No wonder Microsoft plans to push the Starter edition of Windows 7 into the netbook market. In a report about the subject, the Wall Street Journal quotes insiders who say Microsoft collects very little cash from Windows XP Home Edition licenses sold to netbook makers:
A Microsoft spokeswoman declined to discuss prices it offers PC makers, but people familiar with the matter say the company takes in less than $15 per netbook for Windows XP once marketing rebates are taken into account -- far less than the estimated $50 to $60 it receives for PCs running Windows Vista, a newer operating system that runs on standard desktop and laptop PCs.
Unlike Windows XP Home Edition, Windows 7 Starter will have certain artificial limitations—like the inability to run more than three applications concurrently.
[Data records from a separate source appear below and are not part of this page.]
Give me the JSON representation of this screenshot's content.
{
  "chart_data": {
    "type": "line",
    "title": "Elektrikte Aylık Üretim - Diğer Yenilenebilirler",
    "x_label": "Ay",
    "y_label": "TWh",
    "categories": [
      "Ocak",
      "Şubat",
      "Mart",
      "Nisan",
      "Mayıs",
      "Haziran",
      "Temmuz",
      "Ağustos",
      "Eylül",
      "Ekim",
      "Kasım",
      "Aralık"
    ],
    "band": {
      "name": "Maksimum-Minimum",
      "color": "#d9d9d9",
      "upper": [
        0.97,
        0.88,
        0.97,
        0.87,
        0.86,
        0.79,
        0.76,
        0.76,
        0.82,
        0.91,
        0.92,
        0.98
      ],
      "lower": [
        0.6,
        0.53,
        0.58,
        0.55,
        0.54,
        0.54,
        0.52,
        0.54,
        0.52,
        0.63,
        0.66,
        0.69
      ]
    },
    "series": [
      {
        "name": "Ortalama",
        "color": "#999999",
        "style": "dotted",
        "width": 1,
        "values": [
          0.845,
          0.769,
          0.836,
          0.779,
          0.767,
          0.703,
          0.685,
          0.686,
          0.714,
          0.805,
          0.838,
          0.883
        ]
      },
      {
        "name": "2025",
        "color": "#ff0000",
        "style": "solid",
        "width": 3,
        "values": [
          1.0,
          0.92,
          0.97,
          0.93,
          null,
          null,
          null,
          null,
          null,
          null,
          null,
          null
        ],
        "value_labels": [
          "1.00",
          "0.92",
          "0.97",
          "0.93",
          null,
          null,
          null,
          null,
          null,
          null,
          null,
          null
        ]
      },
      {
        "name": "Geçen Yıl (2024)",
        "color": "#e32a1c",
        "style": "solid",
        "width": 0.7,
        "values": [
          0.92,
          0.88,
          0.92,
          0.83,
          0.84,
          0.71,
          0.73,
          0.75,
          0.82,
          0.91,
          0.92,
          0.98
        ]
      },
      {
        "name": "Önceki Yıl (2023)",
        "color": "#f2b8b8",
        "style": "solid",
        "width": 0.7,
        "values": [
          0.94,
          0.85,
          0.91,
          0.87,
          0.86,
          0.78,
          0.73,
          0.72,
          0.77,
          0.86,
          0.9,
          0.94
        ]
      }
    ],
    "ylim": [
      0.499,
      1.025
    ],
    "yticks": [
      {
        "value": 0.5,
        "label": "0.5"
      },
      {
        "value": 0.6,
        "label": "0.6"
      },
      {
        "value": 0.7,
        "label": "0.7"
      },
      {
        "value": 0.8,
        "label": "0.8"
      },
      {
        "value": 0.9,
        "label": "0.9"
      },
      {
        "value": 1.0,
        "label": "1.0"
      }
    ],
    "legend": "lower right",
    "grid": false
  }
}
As we learned last month, Microsoft hopes these limits will encourage users to spend money on upgrades to full-featured Windows 7 editions.
But will netbook makers actually bite? According to the WSJ, Acer Product Marketing VP Sumit Agnihotry believes Windows 7 Starter's three-application limit "could be a tough sell, since Windows XP has no such limits." He wouldn't disclose whether Acer plans to use Windows 7 Starter, either, although he did hint that Acer could offer more expensive netbooks with fancier versions of Windows 7.
Even Intel is skeptical. Company CEO Paul Otellini reportedly commented in February that the upgrade scheme "is going to be tough for a bunch of reasons." As the WSJ points out, Intel financed the development of a netbook-friendly Linux distribution and recently turned it over to the Linux Foundation.